The former owners were Francophile chefs, and it shows. The main living room has de Gournay wallpaper, and in the kitchen there’s a La Cornue stove. Both initially made the place feel a bit grand for my routine of sleepovers and messy art projects, but now that we’ve woven our life into the space, they have become treasured aspects of our home. I approach the decoration of my bungalow as autobiography—filled with my children’s artwork, framed drawings my father made for me, contemporary sculptures created by artist friends, a chair upholstered in my family’s Scottish tartan. Most of the visual noise in my rooms comes from my book collection and the art; the rest is rendered in white linen and rattan. Too much pattern can feel overstimulating for my eye. And in a house where the windows, greenery, and light are the main event, there’s no need to call attention to much else.

The former owners did a brilliant job in making windows the central feature of the living space. The remaining wall space is papered in a de Gournay garden scene. I like to hang a child’s artwork in fancy custom frames. Children are innate artists.

I am a Northern Californian by birth, and the inside of the house reminds me of both a San Francisco apartment (raised off the street, crown moldings) and a certain kind of breezy beach house that’s part of the vernacular of my hometown, Santa Cruz. I like a house that’s informal, sensual, and efficient, yet luxurious in its relationship with the climate—one where doors are open, feet are bare, and the scent of orange blossom floats in from outdoors. The house itself feels a little like a treehouse, full of light, as it sits nested into the Riviera.

This kitchen is my first with a glamorous chef’s stove, and it has dramatically upgraded my cooking life. It sits just feet away from the dining table and looms large in our routine, as if it were another family member. We are always cooking something on or in it—trying to copy a Revolver pizza, grilling Helena Avenue Bakery bread in a cast-iron pan, or poaching salmon to take to the park for a picnic. 

The lack of a dining room has brought a whole new level of intimacy to our family life. My kids do their homework right there while I cook. Conversations erupt naturally, as they do when you are near your loved ones, and music wafts easily from room to room. A dine-in kitchen is also a very compact, efficient way to entertain. I’ve squeezed 16 people around my kitchen table for dinner and never missed the conversation. That is the raucous spirit of imperfection I want to embody when I’m having friends over.

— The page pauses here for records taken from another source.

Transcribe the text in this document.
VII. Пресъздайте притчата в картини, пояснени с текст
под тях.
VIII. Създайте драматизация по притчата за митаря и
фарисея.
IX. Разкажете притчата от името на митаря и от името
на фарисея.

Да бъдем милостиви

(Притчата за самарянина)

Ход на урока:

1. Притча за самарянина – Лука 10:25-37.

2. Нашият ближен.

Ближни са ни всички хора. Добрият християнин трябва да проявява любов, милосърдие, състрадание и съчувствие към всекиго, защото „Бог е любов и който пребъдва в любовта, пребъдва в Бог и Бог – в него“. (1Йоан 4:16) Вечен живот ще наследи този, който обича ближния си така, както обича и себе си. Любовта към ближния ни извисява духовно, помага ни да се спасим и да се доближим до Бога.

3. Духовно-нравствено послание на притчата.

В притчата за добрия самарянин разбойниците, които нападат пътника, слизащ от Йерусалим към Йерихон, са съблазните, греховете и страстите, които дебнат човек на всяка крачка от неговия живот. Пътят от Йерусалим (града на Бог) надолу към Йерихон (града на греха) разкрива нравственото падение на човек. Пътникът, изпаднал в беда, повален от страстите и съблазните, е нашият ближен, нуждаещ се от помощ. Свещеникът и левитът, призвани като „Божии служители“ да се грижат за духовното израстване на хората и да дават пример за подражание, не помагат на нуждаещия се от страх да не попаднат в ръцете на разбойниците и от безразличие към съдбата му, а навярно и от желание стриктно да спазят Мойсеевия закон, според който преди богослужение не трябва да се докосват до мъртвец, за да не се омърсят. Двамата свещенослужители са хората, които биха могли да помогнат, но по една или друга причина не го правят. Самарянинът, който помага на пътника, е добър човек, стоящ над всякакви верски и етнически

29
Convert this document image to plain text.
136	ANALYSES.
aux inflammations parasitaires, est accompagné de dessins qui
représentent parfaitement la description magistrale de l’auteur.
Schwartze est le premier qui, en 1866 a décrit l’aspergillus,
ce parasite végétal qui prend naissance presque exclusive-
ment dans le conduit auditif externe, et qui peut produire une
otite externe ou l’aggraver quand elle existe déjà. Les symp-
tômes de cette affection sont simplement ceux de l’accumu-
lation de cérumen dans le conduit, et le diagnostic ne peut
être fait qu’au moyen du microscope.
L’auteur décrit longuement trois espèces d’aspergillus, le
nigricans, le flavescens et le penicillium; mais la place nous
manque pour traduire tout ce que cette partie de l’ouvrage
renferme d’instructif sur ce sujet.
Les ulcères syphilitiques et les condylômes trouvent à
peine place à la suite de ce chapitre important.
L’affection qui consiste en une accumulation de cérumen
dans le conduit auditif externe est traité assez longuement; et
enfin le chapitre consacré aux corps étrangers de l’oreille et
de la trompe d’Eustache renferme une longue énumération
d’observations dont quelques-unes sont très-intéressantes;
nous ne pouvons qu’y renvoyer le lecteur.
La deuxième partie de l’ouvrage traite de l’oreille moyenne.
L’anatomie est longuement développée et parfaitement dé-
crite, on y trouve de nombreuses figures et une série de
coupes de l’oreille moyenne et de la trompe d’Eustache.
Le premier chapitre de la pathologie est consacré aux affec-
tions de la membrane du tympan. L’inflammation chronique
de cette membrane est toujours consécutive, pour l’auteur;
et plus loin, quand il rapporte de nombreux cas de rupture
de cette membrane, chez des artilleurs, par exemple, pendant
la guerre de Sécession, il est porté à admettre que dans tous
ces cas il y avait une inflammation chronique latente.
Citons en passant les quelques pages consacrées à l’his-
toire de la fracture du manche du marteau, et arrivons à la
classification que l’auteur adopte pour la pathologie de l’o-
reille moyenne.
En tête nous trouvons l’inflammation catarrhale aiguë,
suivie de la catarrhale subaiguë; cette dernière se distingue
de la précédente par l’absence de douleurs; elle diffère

When I moved to the Riviera, I was reading the autobiography of legendary Vogue creative director André Leon Talley. The book influenced how I wanted my house to feel. Talley includes a passage about his humble upbringing in North Carolina and the effect his dignified grandmother, who worked as a maid, had on his career in fashion. He recounts her ritual of washing the white bed linens every weekend and pressing them to a point of crispness. Her pride in taking care of her abode—of making the most of something modest and savoring the experience of sliding into a tidy bed—left an imprint on him. I saw it as a metaphor for how to live luxuriously and simply. 

My house has taught me to embrace Grandma Talley’s lens of care and restraint. It has changed how my family lives: There is no storage to speak of, so I’ve slowly edited our possessions to just our favorite books, art, clothes. On occasion we do feel a bit on top of one another, but we have learned to hunt down a corner when we need quiet, to wander out to the hammock or take a call on the back deck. It’s easier to take care of a compact house. For me, with a busy family on top of my creative agency, that means more time for drawing, writing, cooking, and savoring this California dream town.